Neurophos Raises $110M to Build Tiny Optical AI Chips That Could Transform Inference Computing

Dwijesh t

Austin-based photonics startup Neurophos has raised $110 million in Series A funding to develop ultra-efficient optical processors designed to revolutionize AI inferencing. The round was led by Gates Frontier, Bill Gates’ venture firm, with participation from Microsoft’s M12, Bosch Ventures, Aramco Ventures, Carbon Direct, and others.

Spun out of Duke University and the Metacept incubator, Neurophos builds on decades of research in metamaterials once famously used to create experimental “invisibility cloaks.” Today, that same science is powering a breakthrough in optical computing, aimed at solving one of AI’s biggest challenges: scaling compute performance while reducing power consumption.

Optical Processing Units for AI Inference

Neurophos has developed a metasurface modulator, a tiny optical component that can function as a tensor core for matrix-vector multiplication the core math behind modern AI models. By fitting thousands of these modulators on a single chip, the company claims it can deliver dramatically faster and more energy-efficient performance than today’s silicon-based GPUs and TPUs.

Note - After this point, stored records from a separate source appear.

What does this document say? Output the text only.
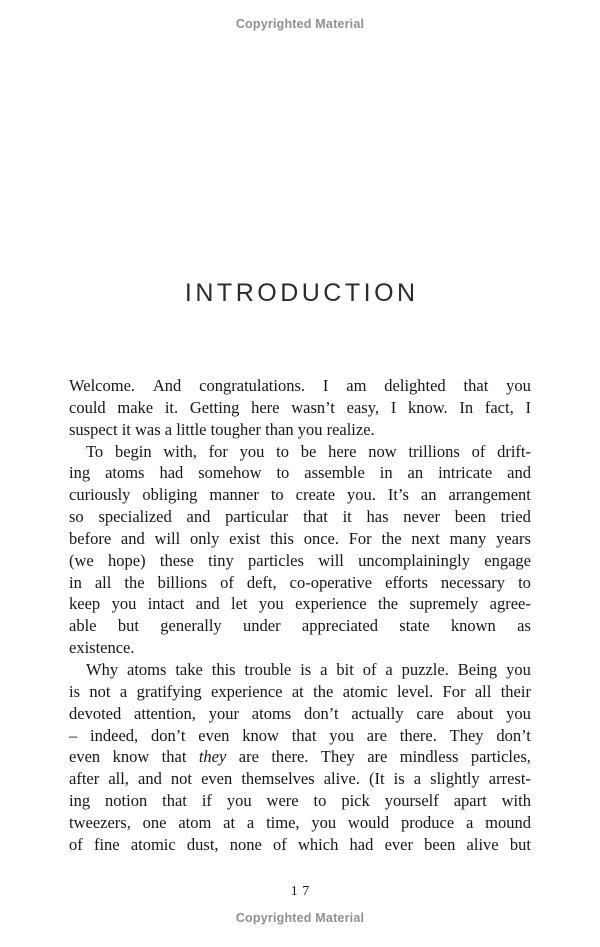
Copyrighted Material
INTRODUCTION
Welcome. And congratulations. I am delighted that you
could make it. Getting here wasn’t easy, I know. In fact, I
suspect it was a little tougher than you realize.
To begin with, for you to be here now trillions of drift-
ing atoms had somehow to assemble in an intricate and
curiously obliging manner to create you. It’s an arrangement
so specialized and particular that it has never been tried
before and will only exist this once. For the next many years
(we hope) these tiny particles will uncomplainingly engage
in all the billions of deft, co-operative efforts necessary to
keep you intact and let you experience the supremely agree-
able but generally under appreciated state known as
existence.
Why atoms take this trouble is a bit of a puzzle. Being you
is not a gratifying experience at the atomic level. For all their
devoted attention, your atoms don’t actually care about you
– indeed, don’t even know that you are there. They don’t
even know that they are there. They are mindless particles,
after all, and not even themselves alive. (It is a slightly arrest-
ing notion that if you were to pick yourself apart with
tweezers, one atom at a time, you would produce a mound
of fine atomic dust, none of which had ever been alive but
17
Copyrighted Material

According to CEO Dr. Patrick Bowen, Neurophos’ optical processing unit (OPU) can run at 56 GHz, delivering up to 235 peta operations per second (POPS) while consuming just 675 watts. By comparison, Nvidia’s B200 GPU delivers around 9 POPS at 1,000 watts, highlighting the potential leap in both speed and efficiency.

Why Optical Chips Matter

Photonics has long promised faster and cooler computing because light travels faster than electricity and generates less heat. However, optical chips have traditionally faced challenges in size, manufacturing, and power-hungry digital-to-analog conversions. Neurophos claims its metasurface technology solves these issues by shrinking optical transistors by 10,000x, enabling dense integration using standard silicon foundry processes.

This miniaturization allows more computation to occur in the optical domain before conversion back to electronics, unlocking major energy savings a critical advantage as AI inference workloads explode across data centers.

Market Opportunity and Timeline

While Nvidia dominates the AI accelerator market, Neurophos believes its photonic architecture offers a fundamentally new path forward rather than incremental gains tied to silicon process nodes. The company plans to release its first commercial chips by mid-2028 and has already signed early customers, with Microsoft reportedly evaluating its technology closely.

The new funding will support development of data center-ready OPU modules, a full software stack, and early-access developer hardware, alongside expansion in Austin and a new engineering hub in San Francisco.

As AI inference demand surges, Neurophos’ optical processors could mark a major shift toward faster, greener, and more scalable AI computing.